The two stations are expected to cost something in the region of R25 billion each and the first step towards a bidding process was taken in October last year with the release of an information memorandum.
Since then the initial timelines have been pushed out significantly.
A request for qualifications (RFQ), which would result in a list of companies that can bid to build the stations, was planned for late last year.
The industry now only expects the RFQ in 2018 as the department of energy first attempt to finalise the contentious Integrated Resource Plan.
This plan determines the timing of new power investments and is mired in controversy due to the government’s alleged irrational attempts to limit new renewable projects.
Khwezi Tiya, Standard Bank executive for oil and gas, suggested that the gas IPP RFQ would probably only come out in 2018.
“At best you will have financial close at the end of 2020. In 2021 you start developing and in 2023 is the earliest likely gas,” he said.
Yousuf Haffejee, an Eskom veteran of 18 years now working on the other side of the IPP business, also said that there would probably not be much to do around gas for the next 18 months.
Haffejee is now regional vice-president of Marubeni – the preferred bidder for the coal IPP.
“With coal, the government took two years to evaluate two bids. Our team for gas is in place, but I think it will be 18 months before they even start,” he said.
“We are eager to do a gas IPP ... It is going to be a long drawn-out process, as we are experiencing with coal.
“The updated Integrated Resource Plan was long overdue, but the timing is bad in terms of the gas IPP.”
However, the elephant in the room is still Eskom, which is the single buyer of power produced by all IPPs.

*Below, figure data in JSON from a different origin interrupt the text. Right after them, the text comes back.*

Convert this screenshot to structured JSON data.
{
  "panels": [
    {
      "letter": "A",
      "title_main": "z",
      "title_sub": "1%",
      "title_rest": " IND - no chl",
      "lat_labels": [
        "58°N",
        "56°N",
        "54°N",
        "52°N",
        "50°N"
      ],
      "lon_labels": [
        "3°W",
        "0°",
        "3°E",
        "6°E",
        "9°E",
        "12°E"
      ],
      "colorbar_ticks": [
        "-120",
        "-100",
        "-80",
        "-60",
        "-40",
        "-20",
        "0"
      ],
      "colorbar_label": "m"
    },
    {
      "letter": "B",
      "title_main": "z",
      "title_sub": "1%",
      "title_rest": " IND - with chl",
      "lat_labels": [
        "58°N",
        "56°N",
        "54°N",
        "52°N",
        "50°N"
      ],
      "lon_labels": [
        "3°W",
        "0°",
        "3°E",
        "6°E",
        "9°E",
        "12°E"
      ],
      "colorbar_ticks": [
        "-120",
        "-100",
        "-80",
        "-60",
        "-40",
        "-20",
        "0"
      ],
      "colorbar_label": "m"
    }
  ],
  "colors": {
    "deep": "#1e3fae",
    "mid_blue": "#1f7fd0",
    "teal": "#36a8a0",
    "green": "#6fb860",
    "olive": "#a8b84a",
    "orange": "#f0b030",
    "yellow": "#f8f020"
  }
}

The flagship renewable IPP programme is currently in limbo due to Eskom refusing to sign any more power purchase agreements (PPAs).
These 20-year deals guarantee the private consortiums building the power stations their income and are central to the whole scheme.

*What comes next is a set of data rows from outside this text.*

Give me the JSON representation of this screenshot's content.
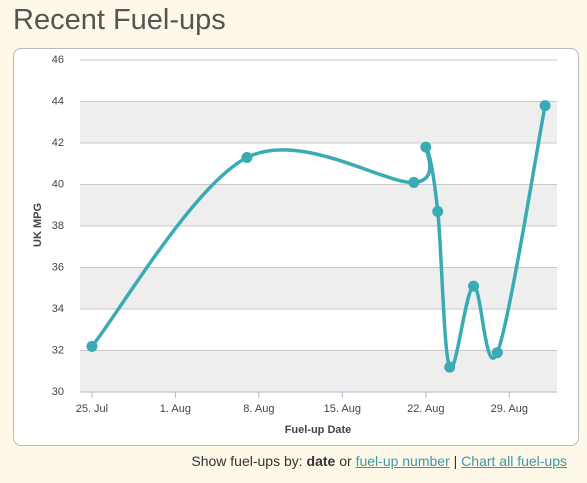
{
  "header": {
    "title": "Recent Fuel-ups"
  },
  "chart_data": {
    "type": "line",
    "ylabel": "UK MPG",
    "xlabel": "Fuel-up Date",
    "x": [
      "07-25",
      "08-07",
      "08-21",
      "08-22",
      "08-23",
      "08-24",
      "08-26",
      "08-28",
      "09-01"
    ],
    "series": [
      {
        "color": "#3aabb4",
        "values": [
          32.2,
          41.3,
          40.1,
          41.8,
          38.7,
          31.2,
          35.1,
          31.9,
          43.8
        ]
      }
    ],
    "xlim": [
      "07-24",
      "09-02"
    ],
    "xticks": [
      {
        "value": "07-25",
        "label": "25. Jul"
      },
      {
        "value": "08-01",
        "label": "1. Aug"
      },
      {
        "value": "08-08",
        "label": "8. Aug"
      },
      {
        "value": "08-15",
        "label": "15. Aug"
      },
      {
        "value": "08-22",
        "label": "22. Aug"
      },
      {
        "value": "08-29",
        "label": "29. Aug"
      }
    ],
    "ylim": [
      30,
      46
    ],
    "yticks": [
      30,
      32,
      34,
      36,
      38,
      40,
      42,
      44,
      46
    ],
    "bands": true
  },
  "footer": {
    "prefix": "Show fuel-ups by:",
    "current": "date",
    "or": "or",
    "link1": "fuel-up number",
    "sep": "|",
    "link2": "Chart all fuel-ups"
  }
}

Eskom has balked at the cost of the first wave of PPAs for which it will have to pay for 20 years.
The state-owned utility now argues that it does not need any more until after 2020.
This leaves 37 groups that had been chosen as preferred bidders unable to proceed and uncertain when or even if their projects would go ahead.

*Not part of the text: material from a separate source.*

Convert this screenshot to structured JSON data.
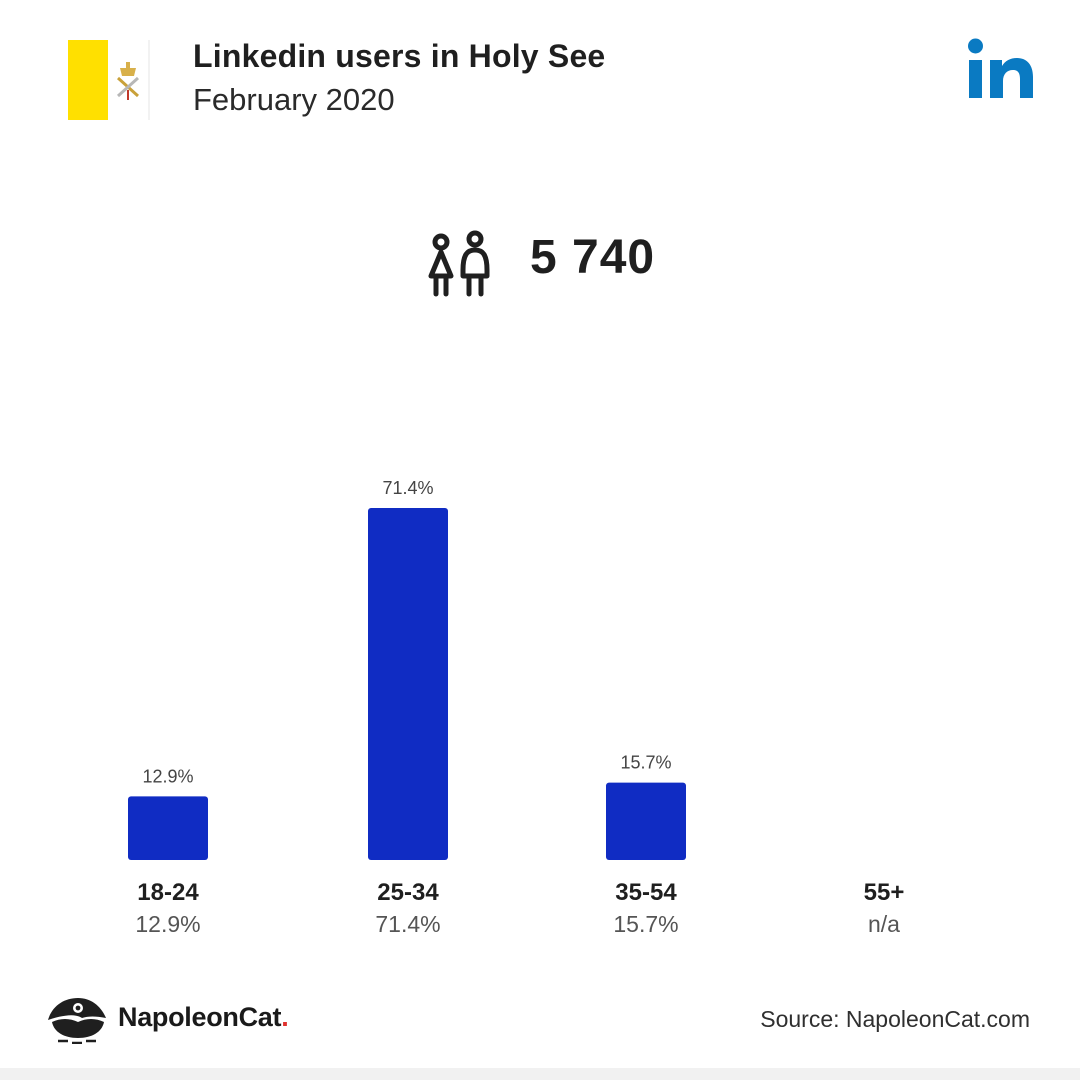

A key concern with the gas IPP scheme is the ability to fund the projects in rands as opposed to dollars.
This is considered crucial because the IPPs will agree on a fixed rand tariff for 20 years and stand to lose if they take on lots of dollar debt and the exchange rate depreciates.
The department of energy has indicated that the exchange rate risk related to the actual gas imports will get passed on to Eskom and then on to consumers. It is not clear how it will work for debt related to building the stations.
Haffejee accused South Africa’s banks of compounding the problem by not offering competitive terms for power projects.
This was also a complaint in the early days of the renewables programme when funders managed to earn high returns. According to Haffejee, the coal IPP suffered as a result and the gas IPP will face the same problem.
“In South Africa you only have the South African banks to deal with to raise R25 billion.” “I think the banks will tell you there is capacity. “In the coal IPP we managed to finance our project at R11 to the dollar. The other candidate did not ... I think there is not enough rand funding available,” said Haffejee.
“I have doubts whether there is sufficient depth [in the local capital market] for both the gas ports. I think there is not enough competition between the banks.
“This is all on the basis of a single off-taker, Eskom. At some point the banks will have to look at their balance sheets and see how much Eskom risk they have,” he added.